The Δ Log R separation is linearly related to TOC and is a function of maturity. Using a Δ Log R calibration diagram such as FIG. 3, the Δ Log R separation can be transformed directly to a quantitative estimate of TOC if the maturity (in level of organic metamorphism units, LOM; see for example Hood et al., 1975) can be determined or estimated. In practice, LOM is obtained from a variety of sample analyses (e.g. vitrinite reflectance, thermal alteration index, or Tmax from RockEval pyrolysis), or from estimates of burial and thermal history. If the maturity (LOM) is incorrectly estimated, the absolute TOC values will be somewhat in error, but the vertical variability in TOC will be correctly represented.

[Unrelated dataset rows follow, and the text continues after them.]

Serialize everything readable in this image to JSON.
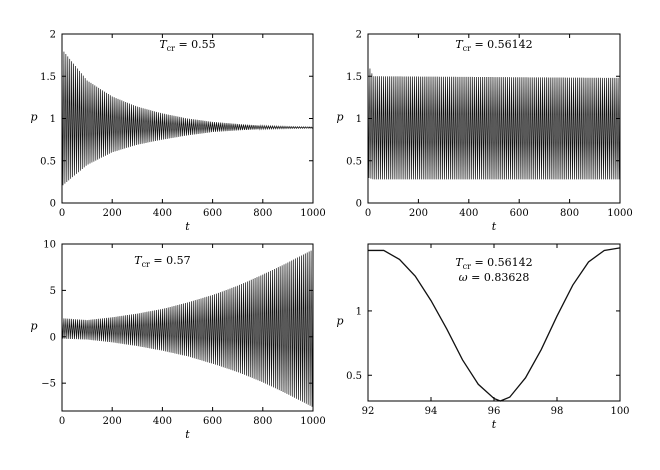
{
  "chart_data": [
    {
      "type": "line",
      "annotation": {
        "symbol": "T",
        "subscript": "cr",
        "rest": " = 0.55"
      },
      "annotation2": null,
      "xlabel": "t",
      "ylabel": "p",
      "xlim": [
        0,
        1000
      ],
      "ylim": [
        0,
        2
      ],
      "xticks": [
        "0",
        "200",
        "400",
        "600",
        "800",
        "1000"
      ],
      "yticks": [
        "0",
        "0.5",
        "1",
        "1.5",
        "2"
      ],
      "grid": false,
      "series": [
        {
          "values_description": "",
          "envelope_upper": [
            [
              0,
              1.82
            ],
            [
              100,
              1.45
            ],
            [
              200,
              1.26
            ],
            [
              300,
              1.14
            ],
            [
              400,
              1.06
            ],
            [
              500,
              1.0
            ],
            [
              600,
              0.96
            ],
            [
              700,
              0.935
            ],
            [
              800,
              0.915
            ],
            [
              900,
              0.905
            ],
            [
              1000,
              0.9
            ]
          ],
          "envelope_lower": [
            [
              0,
              0.2
            ],
            [
              100,
              0.45
            ],
            [
              200,
              0.6
            ],
            [
              300,
              0.69
            ],
            [
              400,
              0.75
            ],
            [
              500,
              0.8
            ],
            [
              600,
              0.84
            ],
            [
              700,
              0.86
            ],
            [
              800,
              0.875
            ],
            [
              900,
              0.882
            ],
            [
              1000,
              0.885
            ]
          ]
        }
      ]
    },
    {
      "type": "line",
      "annotation": {
        "symbol": "T",
        "subscript": "cr",
        "rest": " = 0.56142"
      },
      "annotation2": null,
      "xlabel": "t",
      "ylabel": "p",
      "xlim": [
        0,
        1000
      ],
      "ylim": [
        0,
        2
      ],
      "xticks": [
        "0",
        "200",
        "400",
        "600",
        "800",
        "1000"
      ],
      "yticks": [
        "0",
        "0.5",
        "1",
        "1.5",
        "2"
      ],
      "grid": false,
      "series": [
        {
          "values_description": "",
          "envelope_upper": [
            [
              0,
              1.65
            ],
            [
              20,
              1.5
            ],
            [
              1000,
              1.48
            ]
          ],
          "envelope_lower": [
            [
              0,
              0.3
            ],
            [
              20,
              0.28
            ],
            [
              1000,
              0.28
            ]
          ]
        }
      ]
    },
    {
      "type": "line",
      "annotation": {
        "symbol": "T",
        "subscript": "cr",
        "rest": " = 0.57"
      },
      "annotation2": null,
      "xlabel": "t",
      "ylabel": "p",
      "xlim": [
        0,
        1000
      ],
      "ylim": [
        -8,
        10
      ],
      "xticks": [
        "0",
        "200",
        "400",
        "600",
        "800",
        "1000"
      ],
      "yticks": [
        "-5",
        "0",
        "5",
        "10"
      ],
      "ytick_values": [
        -5,
        0,
        5,
        10
      ],
      "grid": false,
      "series": [
        {
          "values_description": "",
          "envelope_upper": [
            [
              0,
              2.0
            ],
            [
              100,
              1.8
            ],
            [
              200,
              2.1
            ],
            [
              300,
              2.5
            ],
            [
              400,
              3.0
            ],
            [
              500,
              3.7
            ],
            [
              600,
              4.5
            ],
            [
              700,
              5.5
            ],
            [
              800,
              6.7
            ],
            [
              900,
              8.0
            ],
            [
              1000,
              9.4
            ]
          ],
          "envelope_lower": [
            [
              0,
              -0.2
            ],
            [
              100,
              -0.3
            ],
            [
              200,
              -0.6
            ],
            [
              300,
              -1.0
            ],
            [
              400,
              -1.5
            ],
            [
              500,
              -2.1
            ],
            [
              600,
              -2.9
            ],
            [
              700,
              -3.8
            ],
            [
              800,
              -4.9
            ],
            [
              900,
              -6.2
            ],
            [
              1000,
              -7.6
            ]
          ]
        }
      ]
    },
    {
      "type": "line",
      "annotation": {
        "symbol": "T",
        "subscript": "cr",
        "rest": " = 0.56142"
      },
      "annotation2": {
        "symbol": "ω",
        "rest": " = 0.83628"
      },
      "xlabel": "t",
      "ylabel": "p",
      "xlim": [
        92,
        100
      ],
      "ylim": [
        0.3,
        1.52
      ],
      "xticks": [
        "92",
        "94",
        "96",
        "98",
        "100"
      ],
      "yticks": [
        "0.5",
        "1"
      ],
      "ytick_values": [
        0.5,
        1
      ],
      "grid": false,
      "series": [
        {
          "x": [
            92,
            92.5,
            93,
            93.5,
            94,
            94.5,
            95,
            95.5,
            96,
            96.2,
            96.5,
            97,
            97.5,
            98,
            98.5,
            99,
            99.5,
            100
          ],
          "y": [
            1.47,
            1.47,
            1.4,
            1.27,
            1.08,
            0.86,
            0.62,
            0.43,
            0.32,
            0.3,
            0.33,
            0.48,
            0.7,
            0.96,
            1.2,
            1.38,
            1.47,
            1.49
          ]
        }
      ]
    }
  ]
}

With reference to FIG. 3, the dark line 31 should be used for maturity less than LOM 6. Immature source rock has LOM of 6 to 7 or less. The LOM range of approximately 7-11 indicates mature source rock, meaning that oil or gas should be present in the vicinity. Above LOM 11 is considered over-mature source rock; an example is shale gas. The Delta Log R method works even in the over-mature source rock range, and therefore, as will be explained below, so does the present inventive method. Experience has shown that an LOM in the 10-10.5 range should be used for LOM 11 or greater for estimating TOC; i.e., the portion of FIG. 3 below LOM≈10.5 should not be used. Moreover, the Delta Log R method is also known to work on coals except that that the calibration of Δ Log R to TOC will not be the same as for organic-rich shales. The coals are still easily recognized, but the Delta Log R method will under-predict TOC in a coal if the calibration of FIG. 3 is used—e.g., Delta Log R might predict TOC will be 20-30 wt %, whereas, the real TOC may be 60-80 wt %. Coal covers the entire maturity scale: LOM<1 is called peat; LOM in the range 1-4.5 is called lignite coal; LOM in the range 4.5-7 is called sub-bituminous coal; LOM in the range 7.5-13 is called bituminous coal; and LOM>13 is called anthracite coal. In the claims, the term hydrocarbon source rock potential will be understood to include coal potential.
For the example in FIG. 2, the maximum Δ Log R separation is approximately 0.7 of a logarithmic resistivity cycle (i.e. Δ Log R=0.7). If the LOM is 6-7, this can be seen from FIG. 3 to correspond to a TOC value of approximately 12%. In this manner, a TOC value depth profile may be calculated from FIGS. 2 and 3.